O que você pensa sobre o valor sagrado atribuído a vida?
Marina: Os seguidores da religião sufista têm um entendimento interessante sobre isso. Eles dizem que a vida é um sono e a morte é o despertar. O contrário do que pensamos. No catolicismo e cristianismo em geral, sempre sentimos culpa por fazer algo e devemos cultuar alguém que está apartado de nossa realidade. Tenho bastante interesse pelo budismo tibetano, porque não parece uma religião, mas sim uma ciência da mente. Aprecio a idéia de que não necessitamos de nada para ser exaltado fora de nós mesmos, uma vez que já somos completos.

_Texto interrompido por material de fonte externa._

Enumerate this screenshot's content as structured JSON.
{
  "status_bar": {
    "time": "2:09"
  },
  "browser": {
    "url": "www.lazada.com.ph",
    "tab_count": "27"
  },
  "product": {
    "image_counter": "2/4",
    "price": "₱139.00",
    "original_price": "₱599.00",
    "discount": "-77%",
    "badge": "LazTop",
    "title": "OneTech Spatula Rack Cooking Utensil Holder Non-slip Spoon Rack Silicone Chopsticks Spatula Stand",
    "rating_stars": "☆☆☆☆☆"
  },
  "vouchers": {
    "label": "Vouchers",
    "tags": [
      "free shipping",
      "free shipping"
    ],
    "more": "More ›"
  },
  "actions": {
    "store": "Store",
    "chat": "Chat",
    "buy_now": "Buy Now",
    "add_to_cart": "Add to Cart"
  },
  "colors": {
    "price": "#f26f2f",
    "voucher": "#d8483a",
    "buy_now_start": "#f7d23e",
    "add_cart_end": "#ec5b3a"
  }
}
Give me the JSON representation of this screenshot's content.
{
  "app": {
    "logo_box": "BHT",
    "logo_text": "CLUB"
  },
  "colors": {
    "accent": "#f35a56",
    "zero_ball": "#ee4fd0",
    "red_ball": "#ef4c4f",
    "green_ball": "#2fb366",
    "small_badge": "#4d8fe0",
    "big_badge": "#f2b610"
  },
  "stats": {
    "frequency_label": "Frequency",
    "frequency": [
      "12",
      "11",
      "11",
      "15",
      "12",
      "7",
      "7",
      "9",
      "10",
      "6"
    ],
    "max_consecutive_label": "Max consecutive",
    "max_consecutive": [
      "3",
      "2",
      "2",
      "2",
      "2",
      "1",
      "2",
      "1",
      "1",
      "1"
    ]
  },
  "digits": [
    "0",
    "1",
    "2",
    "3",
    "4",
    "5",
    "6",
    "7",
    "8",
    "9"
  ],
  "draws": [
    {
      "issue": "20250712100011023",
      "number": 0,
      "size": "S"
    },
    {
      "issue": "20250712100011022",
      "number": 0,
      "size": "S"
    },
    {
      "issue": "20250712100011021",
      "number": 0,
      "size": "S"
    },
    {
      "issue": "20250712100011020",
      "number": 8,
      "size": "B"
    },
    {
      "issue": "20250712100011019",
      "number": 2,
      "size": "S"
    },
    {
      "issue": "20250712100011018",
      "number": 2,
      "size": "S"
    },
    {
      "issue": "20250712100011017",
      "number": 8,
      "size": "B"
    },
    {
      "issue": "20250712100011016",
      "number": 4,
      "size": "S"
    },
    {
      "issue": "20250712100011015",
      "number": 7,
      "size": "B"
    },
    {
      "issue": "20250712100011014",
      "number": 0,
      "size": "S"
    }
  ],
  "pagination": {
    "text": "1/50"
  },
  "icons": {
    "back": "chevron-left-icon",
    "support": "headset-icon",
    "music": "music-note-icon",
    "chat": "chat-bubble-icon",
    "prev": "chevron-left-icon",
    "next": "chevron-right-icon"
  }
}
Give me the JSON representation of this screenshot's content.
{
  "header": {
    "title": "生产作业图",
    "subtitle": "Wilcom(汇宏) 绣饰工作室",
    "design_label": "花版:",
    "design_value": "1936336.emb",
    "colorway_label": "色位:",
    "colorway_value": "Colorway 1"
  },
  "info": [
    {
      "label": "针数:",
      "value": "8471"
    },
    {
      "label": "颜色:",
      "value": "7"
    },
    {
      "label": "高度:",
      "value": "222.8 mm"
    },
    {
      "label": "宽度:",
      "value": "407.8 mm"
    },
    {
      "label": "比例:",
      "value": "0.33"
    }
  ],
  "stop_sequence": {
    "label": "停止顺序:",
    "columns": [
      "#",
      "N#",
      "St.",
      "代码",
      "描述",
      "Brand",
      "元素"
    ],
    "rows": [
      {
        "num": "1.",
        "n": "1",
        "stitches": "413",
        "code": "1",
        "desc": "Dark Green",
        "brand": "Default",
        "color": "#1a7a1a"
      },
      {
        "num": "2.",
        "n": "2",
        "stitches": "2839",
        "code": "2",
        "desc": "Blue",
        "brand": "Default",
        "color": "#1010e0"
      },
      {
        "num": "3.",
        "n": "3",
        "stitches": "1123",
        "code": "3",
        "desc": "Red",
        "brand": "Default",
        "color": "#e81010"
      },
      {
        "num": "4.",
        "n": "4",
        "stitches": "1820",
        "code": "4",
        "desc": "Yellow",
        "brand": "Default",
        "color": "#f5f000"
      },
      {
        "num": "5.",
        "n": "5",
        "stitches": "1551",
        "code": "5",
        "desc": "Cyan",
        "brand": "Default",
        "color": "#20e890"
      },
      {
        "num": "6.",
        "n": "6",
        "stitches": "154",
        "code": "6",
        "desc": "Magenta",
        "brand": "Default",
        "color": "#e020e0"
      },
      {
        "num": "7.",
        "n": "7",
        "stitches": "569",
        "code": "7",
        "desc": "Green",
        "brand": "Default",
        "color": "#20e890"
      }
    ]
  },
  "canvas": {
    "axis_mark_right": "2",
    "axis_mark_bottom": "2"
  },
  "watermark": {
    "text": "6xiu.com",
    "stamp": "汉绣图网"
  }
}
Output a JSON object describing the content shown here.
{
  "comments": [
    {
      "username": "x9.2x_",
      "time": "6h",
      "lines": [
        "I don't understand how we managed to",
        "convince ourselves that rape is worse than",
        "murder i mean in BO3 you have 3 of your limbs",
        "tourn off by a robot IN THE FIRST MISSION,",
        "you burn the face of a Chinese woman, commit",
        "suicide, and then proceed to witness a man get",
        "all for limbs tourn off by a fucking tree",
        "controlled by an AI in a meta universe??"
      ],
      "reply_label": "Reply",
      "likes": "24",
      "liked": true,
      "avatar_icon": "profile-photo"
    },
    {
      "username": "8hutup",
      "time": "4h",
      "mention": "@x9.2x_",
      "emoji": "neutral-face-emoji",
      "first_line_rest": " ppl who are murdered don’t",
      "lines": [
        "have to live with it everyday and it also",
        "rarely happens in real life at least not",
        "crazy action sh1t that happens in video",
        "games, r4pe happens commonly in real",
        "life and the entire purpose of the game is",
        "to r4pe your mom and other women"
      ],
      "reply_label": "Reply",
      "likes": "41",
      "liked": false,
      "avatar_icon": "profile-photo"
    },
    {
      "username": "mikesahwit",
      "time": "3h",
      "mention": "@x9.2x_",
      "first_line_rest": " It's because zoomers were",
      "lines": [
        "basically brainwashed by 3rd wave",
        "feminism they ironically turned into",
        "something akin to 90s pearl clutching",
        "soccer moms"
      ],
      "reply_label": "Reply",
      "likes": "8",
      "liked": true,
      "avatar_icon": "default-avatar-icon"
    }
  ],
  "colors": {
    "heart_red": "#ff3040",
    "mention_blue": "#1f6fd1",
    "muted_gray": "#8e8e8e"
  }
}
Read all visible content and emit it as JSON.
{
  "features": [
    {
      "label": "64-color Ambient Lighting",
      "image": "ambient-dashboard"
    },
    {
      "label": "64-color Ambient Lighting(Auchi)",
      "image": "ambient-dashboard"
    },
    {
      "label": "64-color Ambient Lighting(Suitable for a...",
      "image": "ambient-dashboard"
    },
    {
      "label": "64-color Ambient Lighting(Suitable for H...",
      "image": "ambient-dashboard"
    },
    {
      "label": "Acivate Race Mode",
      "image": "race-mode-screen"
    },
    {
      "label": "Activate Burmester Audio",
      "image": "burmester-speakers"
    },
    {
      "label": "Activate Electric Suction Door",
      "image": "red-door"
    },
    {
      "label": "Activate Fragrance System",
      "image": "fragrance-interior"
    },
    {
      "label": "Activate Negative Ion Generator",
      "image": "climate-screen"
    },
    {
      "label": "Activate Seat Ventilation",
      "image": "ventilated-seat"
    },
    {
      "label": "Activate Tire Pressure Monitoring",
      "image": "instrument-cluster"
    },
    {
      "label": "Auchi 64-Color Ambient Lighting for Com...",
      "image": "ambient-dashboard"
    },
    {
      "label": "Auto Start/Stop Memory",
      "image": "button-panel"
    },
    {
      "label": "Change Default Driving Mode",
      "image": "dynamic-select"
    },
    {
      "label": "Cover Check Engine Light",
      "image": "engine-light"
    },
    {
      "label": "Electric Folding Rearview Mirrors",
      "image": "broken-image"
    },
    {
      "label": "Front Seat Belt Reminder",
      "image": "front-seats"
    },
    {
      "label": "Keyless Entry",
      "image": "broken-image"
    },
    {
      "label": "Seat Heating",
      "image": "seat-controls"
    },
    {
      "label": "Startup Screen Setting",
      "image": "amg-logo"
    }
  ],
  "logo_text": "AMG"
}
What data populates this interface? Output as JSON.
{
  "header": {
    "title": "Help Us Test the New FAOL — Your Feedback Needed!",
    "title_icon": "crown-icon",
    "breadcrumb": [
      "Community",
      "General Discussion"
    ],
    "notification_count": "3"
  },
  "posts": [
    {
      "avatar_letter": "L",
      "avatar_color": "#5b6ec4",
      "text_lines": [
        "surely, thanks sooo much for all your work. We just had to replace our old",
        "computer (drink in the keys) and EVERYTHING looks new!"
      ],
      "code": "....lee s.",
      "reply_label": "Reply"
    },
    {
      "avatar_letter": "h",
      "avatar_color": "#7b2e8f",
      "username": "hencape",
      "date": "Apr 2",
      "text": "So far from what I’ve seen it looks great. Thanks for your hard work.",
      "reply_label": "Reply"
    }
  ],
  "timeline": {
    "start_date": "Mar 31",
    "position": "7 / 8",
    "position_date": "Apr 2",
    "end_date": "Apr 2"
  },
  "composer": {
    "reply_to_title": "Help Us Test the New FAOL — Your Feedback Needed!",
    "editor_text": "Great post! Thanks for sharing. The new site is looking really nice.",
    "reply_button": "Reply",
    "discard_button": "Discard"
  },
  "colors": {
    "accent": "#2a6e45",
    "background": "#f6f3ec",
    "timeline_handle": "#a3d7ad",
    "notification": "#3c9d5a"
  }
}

Somos o corpo e o universo ao mesmo tempo. Essa é uma das razões por que venho fazendo performances durante as últimas décadas: há muito para ser descoberto dentro de nós mesmos, para que entendamos como funciona todo o resto. Cada mineral ou substância do cosmos está presente no ser humano. Não necessitamos olhar para fora, mas sim para dentro. Não sou religiosa, porque para mim a religião é uma instituição, e não gosto de instituições. Acredito na verdade em energias e espírito.
Você falou sobre antigos rituais de cura e dos atuais problemas da sexualidade. Que papel os genitais podem ter no mundo de hoje?
Marina: Deveríamos voltar ao passado e redescobrir o poder do erotismo e dos nossos órgãos sexuais. Na filosofia tantra, vários exercícios utilizam o sexo para a conquista da iluminação. A energia sexual é a única que temos, não há nada além. É a responsável pela reprodução, que dá origem a uma nova vida. Podemos confiar em outra coisa, achar que a energia intelectual nos levará à espiritualidade. Mas a energia verdadeira é a sexual, embora não saibamos como utilizá-la. São raras vezes em que compreendemos bem do que estamos falando.
Esse problema se deve a nosso modo de vida, à nossa falta de tempo. Apesar de termos desenvolvido a tecnologia para estarmos menos ocupados, não temos tempo, não sentimos o ambiente e o magnetismo da terra, porque a cobrimos com concreto, mármore e carpetes. Estamos cada vez mais distantes da natureza e da nossa própria intuição. Creio que uma das funções da arte é apontar para outra direção. Mesmo que não consiga responder todas as questões, pelo menos fornece pistas e amplia a consciência.
Qual é a sua opinião sobre as restrições ao sexo como formas de controle político?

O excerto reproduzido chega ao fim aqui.